En descendant l’escalier roulant de l’aéroport, je commence à me sentir bizarre, la poitrine subitement alourdie. L’impression que je pensais n’avoir que si je consommais la relation avec Benjamin est subitement apparue : l’impression très forte que je venais de trahir Bernadette, sa femme.
Le fait d’avoir partagé nos sentiments l’un envers l’autre, Benjamin et moi, aurait dû alléger le fardeau ?!
C’est le contraire qui vient de se passer. Je n’y comprends rien.
Ce sentiment de trahison pèse infiniment lourd dans ma poitrine et dans mon corps. Je ne me souviens pas d’avoir supporté un tel secret, un tel poids, depuis plus de 20 ans, et encore. Les secrets, je m’en passe et fais en sorte qu’aucun ne me pèse : je n’ai donc pas de secrets !
C’est vendredi soir. Je rentre à la maison. Le lendemain matin, une amie m’appelle au secours pour m’occuper de sa fille. Je vais la chercher et passe la journée à regarder un film puis bricoler avec elle avant d’aller auprès de Bernadette. Elle vient d’être très malade pendant plusieurs semaines et, même si elle va beaucoup mieux, je lui ai promis que j’irais tous les jours en fin de journée. Cette promesse date naturellement de bien avant la discussion avec Benjamin à l’aéroport et je ne peux pas trouver d’excuse pour ne plus y aller. La vie me pousse au fond de mes limites pour que je dépasse quelque chose que je ne connais pas encore.
«Bernadette a décidé de t’aimer», m’a dit un jour Benjamin, m’expliquant que sa femme aime ou n’aime pas, sans milieu, et que, en décidant ainsi de m’aimer, je suis privilégiée. Je sens le poids d’une amitié que je n’ai pas demandée, une responsabilité aussi puisqu’il m’explique que je suis sa seule amie, dorénavant, puisque les autres sont décédées. Oufff…

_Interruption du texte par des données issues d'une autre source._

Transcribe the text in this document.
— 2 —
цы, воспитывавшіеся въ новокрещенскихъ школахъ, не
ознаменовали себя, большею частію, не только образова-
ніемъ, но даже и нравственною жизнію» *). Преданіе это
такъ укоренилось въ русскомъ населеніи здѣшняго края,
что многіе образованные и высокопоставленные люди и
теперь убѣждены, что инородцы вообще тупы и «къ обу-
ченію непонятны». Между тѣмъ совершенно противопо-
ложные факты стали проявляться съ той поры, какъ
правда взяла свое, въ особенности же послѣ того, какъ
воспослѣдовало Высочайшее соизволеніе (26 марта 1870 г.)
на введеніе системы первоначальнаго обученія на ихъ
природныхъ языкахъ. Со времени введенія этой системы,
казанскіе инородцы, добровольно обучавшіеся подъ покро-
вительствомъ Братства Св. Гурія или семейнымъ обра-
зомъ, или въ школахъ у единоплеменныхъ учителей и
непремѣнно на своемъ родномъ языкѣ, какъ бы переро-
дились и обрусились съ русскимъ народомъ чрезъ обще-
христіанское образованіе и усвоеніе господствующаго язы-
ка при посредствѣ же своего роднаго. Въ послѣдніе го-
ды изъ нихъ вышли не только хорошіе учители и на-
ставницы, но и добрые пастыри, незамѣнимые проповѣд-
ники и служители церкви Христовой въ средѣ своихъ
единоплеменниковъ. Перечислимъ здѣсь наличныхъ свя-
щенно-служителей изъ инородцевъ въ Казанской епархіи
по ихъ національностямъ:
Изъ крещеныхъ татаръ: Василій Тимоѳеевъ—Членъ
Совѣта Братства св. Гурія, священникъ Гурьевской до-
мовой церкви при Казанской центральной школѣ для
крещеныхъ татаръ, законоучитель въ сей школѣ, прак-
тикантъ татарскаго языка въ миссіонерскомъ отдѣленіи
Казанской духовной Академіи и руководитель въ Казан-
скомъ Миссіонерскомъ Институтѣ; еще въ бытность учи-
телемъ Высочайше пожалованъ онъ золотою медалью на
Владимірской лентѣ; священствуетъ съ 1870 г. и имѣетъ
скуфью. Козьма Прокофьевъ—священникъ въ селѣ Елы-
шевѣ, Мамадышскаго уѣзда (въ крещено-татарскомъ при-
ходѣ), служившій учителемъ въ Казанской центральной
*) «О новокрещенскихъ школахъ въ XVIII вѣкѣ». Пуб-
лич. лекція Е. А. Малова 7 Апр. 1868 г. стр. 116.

J’arrive chez elle complètement bizarre. Je dois avoir l’air simplement fatiguée car elle n’a pas l’air de se douter de quoi que ce soit. Je passe un temps simplement agréable avec elle puis rentre à la maison. Il était temps. Je me sentais tellement mal face à elle même si elle ne sait rien. Justement. Le secret est là et je n’aime pas les cachotteries, les mensonges, les choses pas claires et malhonnêtes. Je suis profondément droite, une qualité qui est parfois difficile à supporter mais m’apporte toujours de bons résultats.
Le fardeau est trop lourd. J’ai besoin de le libérer, de faire sortir ce qui me pèse tant et fait mal. Je mets de la musique et commence à danser. La danse est mon exutoire. C’est ainsi que j’arrive, seule, à m’auto-thérapeutiser en laissant sortir les émotions, les images, les mots et la compréhension, pour laisser place à la guérison de la blessure.
Je danse, je danse, les larmes commencent à monter, les images suivent bientôt. Je comprends que ce n’est pas l’impression de trahison qui me pèse tant. Ce sont mes peurs d’aimer et d’être aimée. Ces peurs que je porte depuis si longtemps.
Dans ma visualisation dansante, je vois Benjamin venir à ma rencontre et m’ouvrir ses bras. Je combats, je refuse, je pleure, je crie, j’ai mal.
Il reste calme, les bras ouverts, simplement. Je pleure de plus belle, laissant monter les peurs pour qu’elles se transforment tranquillement. Je les accueille car je n’en ai plus besoin. Je suis prête à aimer et être aimée. Elles n’ont plus leur place dans ma vie.
Quelque chose se transforme doucement et je finis par accepter les bras de Benjamin, qui me sert fort et tendrement, simplement, m’aimant inconditionnellement. Le processus aura pris plus de 30 minutes.
Je me sens calmée ensuite. Je décante ce flot d’émotions qui provient d’une blessure d’enfance très profonde qui m’a fait vivre dans une croyance de non-mérite et de non-droit à l’Amour depuis toute petite, que ce soit le donner ou le recevoir.
Le lendemain, je me sens bien. L’impression de trahison a presque totalement disparu. Je redeviens l’amie de Bernadette comme si de rien n’était, enfin presque.
Ce qui compte, c’est d’avoir réalisé la cause de ma souffrance qui n’était, finalement, pas ce que je pensais. Certes, le fait de vivre avec ce secret est dérangeant pour moi mais beaucoup plus vivable maintenant.
Benjamin et moi n’avons pas trahi Bernadette.
Nous sommes sur un chemin d’enseignement… simplement.